Partie integrante des conditions de travail, le harcelement est en regle generale plus frequent dans les PME et TPE, ou des syndicats seront peu presents. Pour s’en convaincre, il faut juste lire les rares affaires qui ont fini a la barre d’un tribunal correctionnel : 78 en 2009, suivant les dernieres chiffres du ministere de la Justice. Tres minimum donc, mais suffisamment pour identifier le profil type du predateur. Cela s’agit la majorite du temps d’un superieur hierarchique. Un chef d’equipe dans une societe de nettoyage vosgienne effeuille sur un chantier un calendrier de dames nues tout en disant a l’une de l’ensemble de ses employees «toi aussi, je t’aurai». Cela fut condamne a un an de prison avec sursis.

Comportement insupportable, mais au moins explicite. Car, souvent, des graveleux procedent via «touches» successives. Ainsi ce secretaire general d’une chambre de metiers qui possi?de commence avec envoyer a sa cible une pub pour des chocolats aphrodisiaques, puis une nouvelle faisant l’eloge de l’infidelite. Etape 2, il a sollicite a quelques reprises son employee pour avoir des relations sexuelles. Jusqu’au jour ou celle-ci a degote un commentaire concernant le bureau : «Quand me remets-tu ta demission ?» En l’occurrence, c’est lui qui a pris la porte, bien en ecopant de six mois de prison avec sursis.

Les sans-grade, les CDD et les precaires constituent bien sur des victimes ideales.

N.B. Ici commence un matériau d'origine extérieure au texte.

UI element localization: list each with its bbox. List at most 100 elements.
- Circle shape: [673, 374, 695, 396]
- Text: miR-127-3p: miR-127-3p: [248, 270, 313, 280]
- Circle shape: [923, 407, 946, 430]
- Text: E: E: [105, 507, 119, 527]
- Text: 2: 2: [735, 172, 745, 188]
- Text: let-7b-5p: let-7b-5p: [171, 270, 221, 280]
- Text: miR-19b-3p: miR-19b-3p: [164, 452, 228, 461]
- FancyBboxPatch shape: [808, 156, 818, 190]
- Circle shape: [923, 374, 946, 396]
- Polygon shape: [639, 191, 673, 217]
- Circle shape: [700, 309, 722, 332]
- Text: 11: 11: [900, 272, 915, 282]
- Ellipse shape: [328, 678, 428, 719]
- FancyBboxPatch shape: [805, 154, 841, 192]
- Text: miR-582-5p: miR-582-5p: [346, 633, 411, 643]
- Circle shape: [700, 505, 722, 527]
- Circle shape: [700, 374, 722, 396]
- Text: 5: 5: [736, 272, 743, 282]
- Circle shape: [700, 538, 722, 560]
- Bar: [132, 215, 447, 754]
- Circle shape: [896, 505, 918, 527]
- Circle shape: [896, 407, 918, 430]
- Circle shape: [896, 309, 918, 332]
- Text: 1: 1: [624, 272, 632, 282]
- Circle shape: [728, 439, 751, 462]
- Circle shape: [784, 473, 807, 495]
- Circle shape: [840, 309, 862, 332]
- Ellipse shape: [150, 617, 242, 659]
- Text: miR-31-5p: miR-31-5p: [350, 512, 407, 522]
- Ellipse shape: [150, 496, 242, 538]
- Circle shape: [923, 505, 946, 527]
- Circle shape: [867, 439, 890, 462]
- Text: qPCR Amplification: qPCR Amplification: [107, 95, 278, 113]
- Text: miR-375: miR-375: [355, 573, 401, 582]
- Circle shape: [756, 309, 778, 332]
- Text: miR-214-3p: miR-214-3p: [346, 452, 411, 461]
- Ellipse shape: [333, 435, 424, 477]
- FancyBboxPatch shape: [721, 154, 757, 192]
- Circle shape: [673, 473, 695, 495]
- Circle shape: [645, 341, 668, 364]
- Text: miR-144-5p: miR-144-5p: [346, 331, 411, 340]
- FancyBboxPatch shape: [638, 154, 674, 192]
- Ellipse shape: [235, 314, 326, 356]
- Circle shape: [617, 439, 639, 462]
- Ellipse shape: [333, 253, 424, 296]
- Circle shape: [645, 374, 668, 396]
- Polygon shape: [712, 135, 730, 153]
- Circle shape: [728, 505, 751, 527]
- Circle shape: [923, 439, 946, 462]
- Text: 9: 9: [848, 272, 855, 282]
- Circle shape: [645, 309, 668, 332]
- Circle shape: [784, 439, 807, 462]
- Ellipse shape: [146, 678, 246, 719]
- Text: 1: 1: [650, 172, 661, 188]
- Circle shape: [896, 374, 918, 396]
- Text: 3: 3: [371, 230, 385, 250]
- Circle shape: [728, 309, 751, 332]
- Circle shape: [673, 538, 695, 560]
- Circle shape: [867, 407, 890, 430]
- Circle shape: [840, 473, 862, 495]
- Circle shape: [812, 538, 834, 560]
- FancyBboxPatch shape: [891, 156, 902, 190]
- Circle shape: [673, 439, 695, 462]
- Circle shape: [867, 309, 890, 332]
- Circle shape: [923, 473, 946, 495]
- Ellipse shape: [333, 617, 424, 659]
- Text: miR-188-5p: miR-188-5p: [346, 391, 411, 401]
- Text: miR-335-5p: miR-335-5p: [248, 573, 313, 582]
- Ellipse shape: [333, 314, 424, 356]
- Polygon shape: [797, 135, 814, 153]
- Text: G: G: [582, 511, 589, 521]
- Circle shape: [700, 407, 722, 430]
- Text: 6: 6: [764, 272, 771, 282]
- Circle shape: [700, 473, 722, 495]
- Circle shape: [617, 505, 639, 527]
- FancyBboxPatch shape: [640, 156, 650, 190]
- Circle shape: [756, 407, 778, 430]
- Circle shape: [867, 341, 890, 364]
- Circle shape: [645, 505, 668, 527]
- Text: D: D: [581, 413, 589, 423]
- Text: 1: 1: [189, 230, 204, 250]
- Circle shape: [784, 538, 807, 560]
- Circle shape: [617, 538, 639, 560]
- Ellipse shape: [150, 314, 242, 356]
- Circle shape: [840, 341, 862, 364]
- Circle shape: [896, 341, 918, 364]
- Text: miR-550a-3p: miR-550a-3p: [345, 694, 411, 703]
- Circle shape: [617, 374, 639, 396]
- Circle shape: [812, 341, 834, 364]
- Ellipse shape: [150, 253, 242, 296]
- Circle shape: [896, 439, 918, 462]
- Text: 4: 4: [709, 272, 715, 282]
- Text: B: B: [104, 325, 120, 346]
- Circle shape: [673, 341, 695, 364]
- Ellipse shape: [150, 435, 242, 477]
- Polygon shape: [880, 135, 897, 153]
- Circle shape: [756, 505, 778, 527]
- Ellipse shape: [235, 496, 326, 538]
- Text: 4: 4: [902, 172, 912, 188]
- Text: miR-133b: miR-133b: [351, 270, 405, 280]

Sur le website Ledire.org, les temoignages de jeunes stagiaires malmenees abondent. Une diplomee d’une grande ecole de commerce raconte ses debuts dans un cabinet de conseil en management, a 23 annees. Un manager HEC, qui Notre note sur sa mission, lui propose une bonne appreciation contre une nuit a l’hotel ! «Apres mon refus, j’ai ete saquee et, sincerement, je n’ai jamais pense a contre-attaquer.»

Plus de regles ecrites en grands groupes que dans les PME

Dans une agence de pub parisienne, une telle jeune diplomee voit le profil Facebook pirate via un collegue, qui y publie des photos pornos. Ingenieure dans un grand groupe industriel, Sophie raconte quant a elle avoir accepte un moment «l’humour lourd» d’un collegue qui lui adressait des «T’as de beaux seins» ou des «J’ai un beau saucisson, tu veux gouter ?», par e-mail. Cela a fini via etre mis a pied, puis licencie Afin de faute grave. «Je n’etais Dans les faits nullement la toute premiere, ainsi, Notre DRH avait des traces», precise-t-elle.